Calls have been made by the Prison Governors Association for some inmates to be released early with electronic tags to ease jail overcrowding in England and Wales.
The government is considering early release as 'one option'
But campaigners say sentencing and the causes of crime are the real issues which need to be tackled.
William Higham, of the Prison Reform Trust, said despite fewer people being found guilty by the courts, more people were being sent to jail.
"It is not a crime wave we are seeing, but a punishment wave," he said.
He pointed to Home Office figures showing people found guilty at a crown court had fallen by 3,612 to 1,733,016 between 1993 and 2003.
But at the same time, there had been "dramatic rises" in the number of people sent to prison by magistrates.
He said Home Office figures showed that 19.6% of people sentenced to theft from shops, the most frequent offence tried, received an immediate custodial sentence in 2003, compared with 2.6% in 1993.

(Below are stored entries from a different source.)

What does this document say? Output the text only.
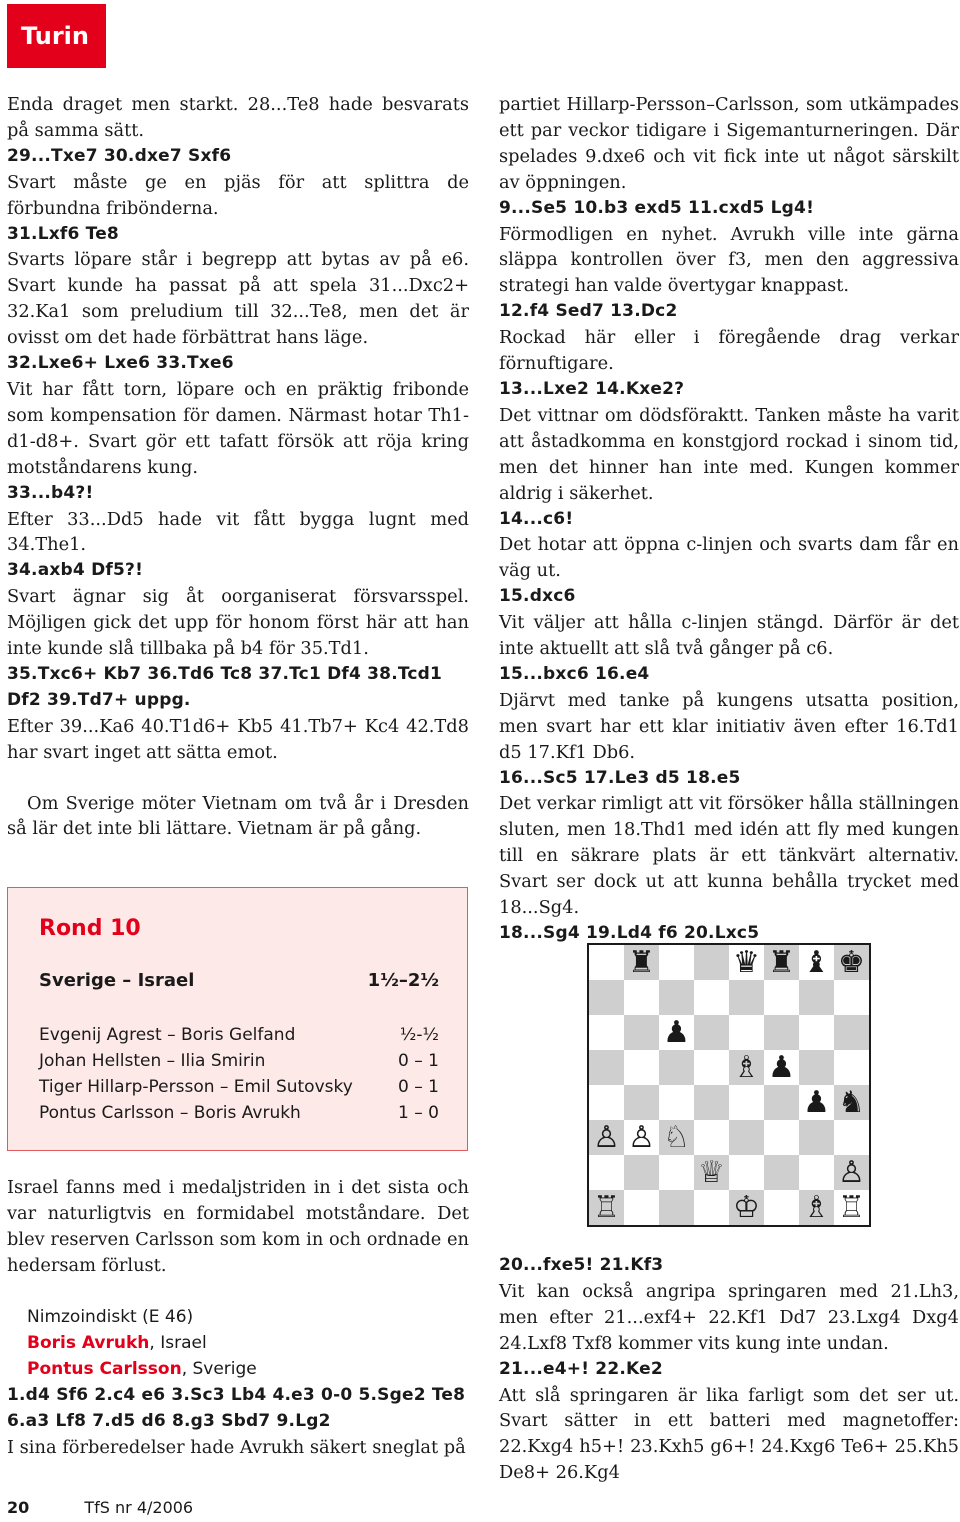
Turin

Enda draget men starkt. 28...Te8 hade besvarats på samma sätt.

29...Txe7 30.dxe7 Sxf6

Svart måste ge en pjäs för att splittra de förbundna fribönderna.

31.Lxf6 Te8

Svarts löpare står i begrepp att bytas av på e6. Svart kunde ha passat på att spela 31...Dxc2+ 32.Ka1 som preludium till 32...Te8, men det är ovisst om det hade förbättrat hans läge.

32.Lxe6+ Lxe6 33.Txe6

Vit har fått torn, löpare och en präktig fribonde som kompensation för damen. Närmast hotar Th1-d1-d8+. Svart gör ett tafatt försök att röja kring motståndarens kung.

33...b4?!

Efter 33...Dd5 hade vit fått bygga lugnt med 34.The1.

34.axb4 Df5?!

Svart ägnar sig åt oorganiserat försvarsspel. Möjligen gick det upp för honom först här att han inte kunde slå tillbaka på b4 för 35.Td1.

35.Txc6+ Kb7 36.Td6 Tc8 37.Tc1 Df4 38.Tcd1 Df2 39.Td7+ uppg.

Efter 39...Ka6 40.T1d6+ Kb5 41.Tb7+ Kc4 42.Td8 har svart inget att sätta emot.

Om Sverige möter Vietnam om två år i Dresden så lär det inte bli lättare. Vietnam är på gång.

Rond 10
Sverige – Israel	1½–2½
Evgenij Agrest – Boris Gelfand	½-½
Johan Hellsten – Ilia Smirin	0 – 1
Tiger Hillarp-Persson – Emil Sutovsky	0 – 1
Pontus Carlsson – Boris Avrukh	1 – 0

Israel fanns med i medaljstriden in i det sista och var naturligtvis en formidabel motståndare. Det blev reserven Carlsson som kom in och ordnade en hedersam förlust.

Nimzoindiskt (E 46)
Boris Avrukh, Israel
Pontus Carlsson, Sverige

1.d4 Sf6 2.c4 e6 3.Sc3 Lb4 4.e3 0-0 5.Sge2 Te8 6.a3 Lf8 7.d5 d6 8.g3 Sbd7 9.Lg2

I sina förberedelser hade Avrukh säkert sneglat på

partiet Hillarp-Persson–Carlsson, som utkämpades ett par veckor tidigare i Sigemanturneringen. Där spelades 9.dxe6 och vit fick inte ut något särskilt av öppningen.

9...Se5 10.b3 exd5 11.cxd5 Lg4!

Förmodligen en nyhet. Avrukh ville inte gärna släppa kontrollen över f3, men den aggressiva strategi han valde övertygar knappast.

12.f4 Sed7 13.Dc2

Rockad här eller i föregående drag verkar förnuftigare.

13...Lxe2 14.Kxe2?

Det vittnar om dödsföraktt. Tanken måste ha varit att åstadkomma en konstgjord rockad i sinom tid, men det hinner han inte med. Kungen kommer aldrig i säkerhet.

14...c6!

Det hotar att öppna c-linjen och svarts dam får en väg ut.

15.dxc6

Vit väljer att hålla c-linjen stängd. Därför är det inte aktuellt att slå två gånger på c6.

15...bxc6 16.e4

Djärvt med tanke på kungens utsatta position, men svart har ett klar initiativ även efter 16.Td1 d5 17.Kf1 Db6.

16...Sc5 17.Le3 d5 18.e5

Det verkar rimligt att vit försöker hålla ställningen sluten, men 18.Thd1 med idén att fly med kungen till en säkrare plats är ett tänkvärt alternativ. Svart ser dock ut att kunna behålla trycket med 18...Sg4.

18...Sg4 19.Ld4 f6 20.Lxc5

♜	♛ ♜ ♝ ♚
♟
♗ ♟
♟ ♞
♙ ♙ ♘
♕	♙
♖	♔ ♗ ♖

20...fxe5! 21.Kf3

Vit kan också angripa springaren med 21.Lh3, men efter 21...exf4+ 22.Kf1 Dd7 23.Lxg4 Dxg4 24.Lxf8 Txf8 kommer vits kung inte undan.

21...e4+! 22.Ke2

Att slå springaren är lika farligt som det ser ut. Svart sätter in ett batteri med magnetoffer: 22.Kxg4 h5+! 23.Kxh5 g6+! 24.Kxg6 Te6+ 25.Kh5 De8+ 26.Kg4

20	TfS nr 4/2006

Mr Higham, the trust's head of policy and communications, said: "Politicians must realise that 'talking tough' on crime constantly leads to more people in prison and puts more pressure on prisons trying to reduce re-offending."
Trust director Juliet Lyon added the home secretary "must keep his commitment to reserve prison for serious and violent offenders".
"Solutions lie in cutting any unnecessary remands and recalls to custody, using fines and supervised community sentences and diverting addicts and the mentally ill into the treatment they need," she said.
Home Office figures show that in 1993, there were 44,246 people in jails and police cells in England and Wales, but by 1997 the number had risen to 61,467 and by 2003 to 73,657.
According to the World Prison Populations List, in 2003 the US had 701 people in jail for every 100,000 of the national population - the highest rate in the world.
In comparison, the UK's prison rate was 141 per 100,000 of its population, placing it mid-way in the World List, but highest among EU countries.
Lucie Russell, director of campaign group Smart Justice, said: "Not enough is being done to tackle the causes of crime and because the media is punitive, especially the tabloids, it puts pressure on the politicians and the sentencers."
Smart Justice campaigns for and promotes projects to prevent crime, tackle the causes of crime and find alternatives to custody for "low-level" offences such as shoplifting and car theft.
Among solutions it favours include "drug treatment orders" where courts oversee a drug addict's rehabilitation.
Ms Russell said: "We believe a lot of people in prison shouldn't be there because it is not effective at reducing their offending behaviour."
She said more than half of adults and three-quarters of young offenders were reconvicted within two years of being released.
"Prisons are a university of crime," she said. "People go in knowing how to do one crime and come out knowing how to do four others."
She said people who committed low-level offences included many who had been in care, over half of offenders had mental health issues and "at least three-quarters" had drug problems.
Ms Russell said the female prison population alone had almost tripled in the last 10 years with women now seven times more likely to be jailed by magistrates' courts than in 1991.
She said in most cases these women were being locked up for non-violent offences.
The Home Office said there was "no single factor" behind the increase in the prison population, but sentencing had been made tougher.
Since 1993, the number of magistrates' court cases resulting in custody had increased from 6% to 16%, and from 49% to 60% in the crown courts, a spokeswoman said.
She said the enforcement of community sentencing had been increased by the Probation Service, with the percentage of people being recalled to prison rising from about 45% in 2001 to 90% this year.
"We have made sentences tougher for serious and violent offenders and make no apology for that," she said.
The spokeswoman added the government also recognised "balance was needed" and it sought to punish more low-level crimes by means such as home detention curfews that enabled people to stay in the community.